Music

Mariah Carey Wants You To Hear Her Secret '90s Rock Album

Lambs, meet Chick.

Mariah Carey Wants You To Hear Her Secret '90s Rock Album
Dia Dipasupil/Getty Images Entertainment/Getty Images

Mariah Carey is a woman of many talents and titles — Grammy-winning singer-songwriter (with a record 18 number one hits), Queen of Christmas, actor, and with the release of her new memoir, author. However, if her record label hadn't put a stop to it in the mid-'90s, she also would've been the lead singer of your favorite indie-rock band. In her new book, Mariah Carey reveals that she secretly recorded a '90s rock album. And luckily for the Lambily, her mysterious album might actually get released soon.

Taking to her Twitter account on Sunday, Sept. 27, Carey teased an excerpt from her new memoir, The Meaning of Mariah Carey, in which she wrote about the "alternative album" she recorded while making her classic 1995 record Daydream. Per the teaser clip, she wrote hits like "Always Be My Baby" during the day, and became an indie rocker at night. The singer teamed up with her friend Clarissa and her longtime backing band to create her rock band alter-ego Chick. She even teased a snippet from the original recording sessions, with Clarissa on lead vocals. And while she wrote that she made the album "just for laughs," she admitted that "it got me through some dark days."

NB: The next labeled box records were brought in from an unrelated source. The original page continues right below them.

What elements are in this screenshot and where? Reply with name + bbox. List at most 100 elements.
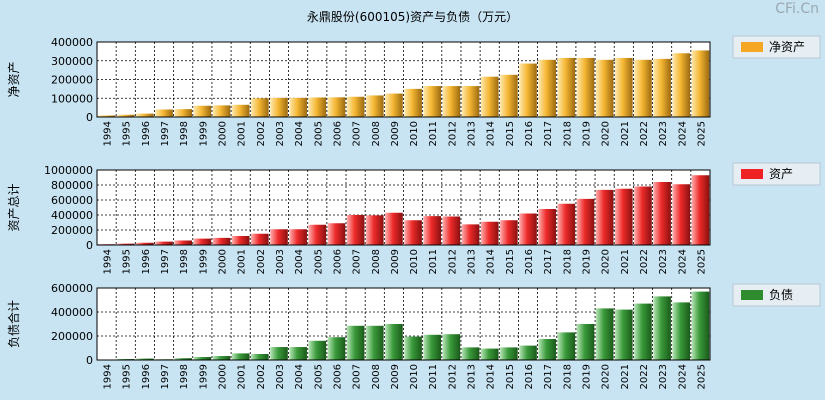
x-tick-label: 2025: [696, 364, 707, 389]
legend-label: 负债: [769, 288, 793, 302]
bar-2000: [212, 356, 231, 360]
x-tick-label: 2016: [524, 249, 535, 274]
x-tick-label: 2009: [390, 249, 401, 274]
bar-2006: [327, 223, 346, 245]
y-tick-label: 200000: [51, 330, 93, 343]
bar-2022: [634, 303, 652, 360]
bar-2011: [423, 216, 442, 245]
bar-2020: [595, 59, 614, 117]
bar-2024: [672, 53, 691, 117]
bar-2018: [557, 57, 576, 117]
x-tick-label: 2023: [658, 121, 669, 146]
x-tick-label: 2019: [581, 364, 592, 389]
x-tick-label: 2021: [620, 364, 631, 389]
x-tick-label: 1997: [160, 249, 171, 274]
bar-1995: [116, 114, 135, 117]
y-tick-label: 100000: [51, 92, 93, 105]
bar-2001: [231, 104, 250, 117]
x-tick-label: 2008: [371, 249, 382, 274]
bar-2010: [404, 336, 422, 360]
x-tick-label: 2001: [237, 121, 248, 146]
y-tick-label: 200000: [51, 74, 93, 87]
x-tick-label: 1994: [103, 364, 114, 389]
x-tick-label: 1999: [198, 121, 209, 146]
x-tick-label: 2007: [352, 121, 363, 146]
bar-2014: [480, 348, 499, 360]
x-tick-label: 2014: [486, 249, 497, 274]
legend-swatch: [741, 42, 763, 52]
bar-2019: [576, 57, 595, 117]
x-tick-label: 2008: [371, 121, 382, 146]
x-tick-label: 1998: [179, 364, 190, 389]
x-tick-label: 2015: [505, 121, 516, 146]
x-tick-label: 1995: [122, 121, 133, 146]
legend: 负债: [732, 283, 821, 307]
bar-2025: [691, 291, 710, 360]
x-tick-label: 2011: [428, 249, 439, 274]
bar-1999: [193, 105, 212, 117]
x-tick-label: 2013: [467, 249, 478, 274]
bar-2011: [423, 86, 442, 117]
bar-2009: [385, 324, 403, 360]
bar-2010: [404, 220, 422, 245]
x-tick-label: 2012: [447, 249, 458, 274]
bar-2016: [519, 63, 537, 117]
y-tick-label: 1000000: [44, 164, 93, 177]
x-tick-label: 2013: [467, 364, 478, 389]
x-tick-label: 2010: [409, 249, 420, 274]
bar-2023: [653, 182, 671, 245]
x-tick-label: 2024: [677, 364, 688, 389]
bar-1999: [193, 238, 212, 245]
y-tick-label: 0: [86, 111, 93, 124]
bar-1999: [193, 357, 212, 360]
bar-2015: [500, 347, 518, 360]
bar-2022: [634, 59, 652, 117]
bar-2005: [308, 224, 327, 245]
bar-2001: [231, 236, 250, 245]
x-tick-label: 1999: [198, 364, 209, 389]
x-tick-label: 1996: [141, 121, 152, 146]
x-tick-label: 2001: [237, 249, 248, 274]
bar-2015: [500, 74, 518, 117]
bar-2010: [404, 88, 422, 117]
x-tick-label: 2007: [352, 249, 363, 274]
bar-2004: [289, 347, 307, 360]
x-tick-label: 2002: [256, 364, 267, 389]
bar-2025: [691, 50, 710, 117]
legend-box: [732, 283, 821, 307]
bar-2022: [634, 186, 652, 245]
bar-1996: [136, 113, 154, 117]
y-tick-label: 400000: [51, 36, 93, 49]
x-tick-label: 2017: [543, 249, 554, 274]
y-axis-label: 资产总计: [7, 183, 21, 231]
x-tick-label: 2000: [218, 249, 229, 274]
bar-2017: [538, 339, 556, 360]
y-tick-label: 0: [86, 239, 93, 252]
bar-2007: [346, 96, 365, 117]
x-tick-label: 2003: [275, 249, 286, 274]
x-tick-label: 2018: [562, 364, 573, 389]
x-tick-label: 2001: [237, 364, 248, 389]
chart-title: 永鼎股份(600105)资产与负债（万元）: [306, 10, 519, 24]
y-axis-label: 净资产: [7, 61, 21, 97]
legend: 净资产: [732, 35, 821, 59]
x-tick-label: 2002: [256, 121, 267, 146]
bar-2009: [385, 93, 403, 117]
x-tick-label: 2023: [658, 249, 669, 274]
bar-1996: [136, 242, 154, 245]
x-tick-label: 2006: [332, 364, 343, 389]
bar-2019: [576, 324, 595, 360]
x-tick-label: 2009: [390, 121, 401, 146]
bar-1998: [174, 109, 193, 117]
x-tick-label: 2015: [505, 364, 516, 389]
x-tick-label: 2000: [218, 364, 229, 389]
x-tick-label: 2012: [447, 121, 458, 146]
x-tick-label: 2006: [332, 121, 343, 146]
bar-2020: [595, 189, 614, 245]
bar-2007: [346, 215, 365, 245]
x-tick-label: 2025: [696, 121, 707, 146]
x-tick-label: 2002: [256, 249, 267, 274]
bar-2021: [614, 188, 633, 245]
x-tick-label: 2010: [409, 364, 420, 389]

After fans started freaking out and demanding to hear the project, Carey returned to Twitter the following day to announce that she was doing everything in her power to release it — but first, her team has to actually find the whole thing. "Now that you've listened to Clarissa's kick-ass lead vocals, I can tell you that I'm on a quest to unearth the version of this album with my lead vocals and will not stop until we find it!," she announced. "So happy that we get to experience this together lol!"

On Monday, Carey revealed a bit more about the secret album during her interview on The Late Show with Stephen Colbert, saying that she also designed the artwork for the Chick record, which was tentatively called Someone's Ugly Daughter — a perfect title for angsty '90s teens. "Because [alt-rock] was such a popular genre at the time, I was like, 'Well, I have a full band here, let’s just do something and I’ll just make up some nonsense and sing it'," she explained.

Carey actually planned to shoot a Chick music video, disguised in full costume, just to see if the public would recognize that it was her singing. However, that scheme was shut down by her record label. “I kind of had to abandon the project,” she told host Stephen Colbert. “But I’m kind of happy that, at this moment, the fans are actually hearing it. Because it’s me doing an accent, doing an imitation of someone that I created that doesn’t actually exist.”